As I was thinking about how to get into the topic of race at Rosedale United Church, I thought one way into the subject could be our focal stained-glass window.  It turns out we can’t worship in our sanctuary without contemplating race: right there in our focal stained glass is a depiction Christ among different “nations.”  Our spiritual practice this season is simply to talk.  These worship services are designed to start a conversation which we’ll continue on at our online coffee hour and in our Lenten book study group and in our movie suggestions.  This year we’ve decided to name racism and white supremacy as a block to God’s Spirit and to talk through explicit and courageous conversation about what it means for us to be anti-racist church.  Each week I’ve invited special guests to engage in conversation with me.  When Jesus was in the wilderness he faced what was challenging and scary to him head on, and in doing so he was changed.  His courage in the wilderness moved him through to new conviction and hope.  So off we go, to a challenging place! 

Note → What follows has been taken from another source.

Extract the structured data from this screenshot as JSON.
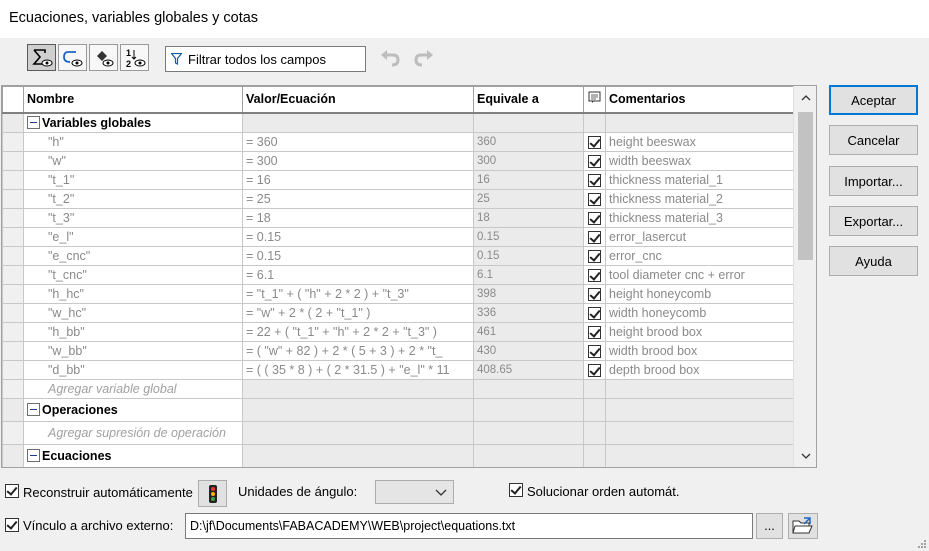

In her book White Fragility, Robin DiAngelo defines white supremacy as “the all-encompassing centrality and assumed superiority of people defined and perceived as white and the practices based on this assumption.”  The Christian Church has not been immune to this ideology and, indeed, has often perpetuated it.  For example, there’s a famous love poem in the Hebrew Scriptures called the Song of Songs, or the Song of Solomon.  In the oldest translation of this poem the female protagonist is described as “black and beautiful.”  But in later versions of this passage the description is changed.  In the King James Version of the Bible – the first English translation of the Scriptures – the woman is described as “black but beautiful.”  That changes things.  The King James Version of the Bible was written in the early 1600s.  The official date of the arrival of enslaved people in the colony of Virginia dates to 1619.  Even in our own sanctuary we can see white skin tone idealized.  None of the representations of Biblical characters in our stained-glass are represented as People of Colour.  What message does this proclaim?  How do People of Colour feel when they walk into our sanctuary?  How do our symbols and images influence our conception of God and Christ?  The Spirit has led us to this wilderness place where, like Jesus, we are faced with tough questions, challenging questions.  As people of faith, in a covenant relationship with God, who are we called to be?  What are we called to do?  What blocks the free-flowing of the Spirit in our church community?  How are we celebrating all people as made in God’s image?  How are we communicating God’s welcome and God’s love?